Tuesday, 7 October 2008

Scientists against life form patents

GLOBAL civil society organisations and independent scientists have voiced their concerns over patenting knowledge designed for combating the impact of climate change in agriculture, reports financialexpress.com.

Claiming that such patent rights would make the seeds costlier and would not allow poor farmers to fight the onslaught of climate change, Pat Roy Mooney told an international conference on food security and climate in Delhi: "There are ample local seeds of different crops resistant drought, salinity and water logging. If these traits are used to develop new seeds and patent rights are extended over them, then it would amount to a situation where science has no social responsibility for combating climate change."

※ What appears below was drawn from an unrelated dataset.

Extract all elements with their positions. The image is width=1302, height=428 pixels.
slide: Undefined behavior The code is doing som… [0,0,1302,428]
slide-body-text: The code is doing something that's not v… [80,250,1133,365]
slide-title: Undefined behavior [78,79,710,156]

He said around 532 applications have been filed in patent offices across the world for patent rights over the knowledge designed to combat the impact of climate change in agriculture. These patent rights have been claimed by leading multinational companies including BASF, Monsanto, Syngenta, DuPont, Bayer. Swaminathan Research Foundation has also claimed process patent rights over three varieties of rice and one on mango, he said.

Mae Won Ho, the director of the UK-based Institute of Science in Society, said that patenting of genes should not be allowed because it is possible that one DNA has many functions and several DNAs have the same function. “This is a nature’s gift and should not be patented,” she added.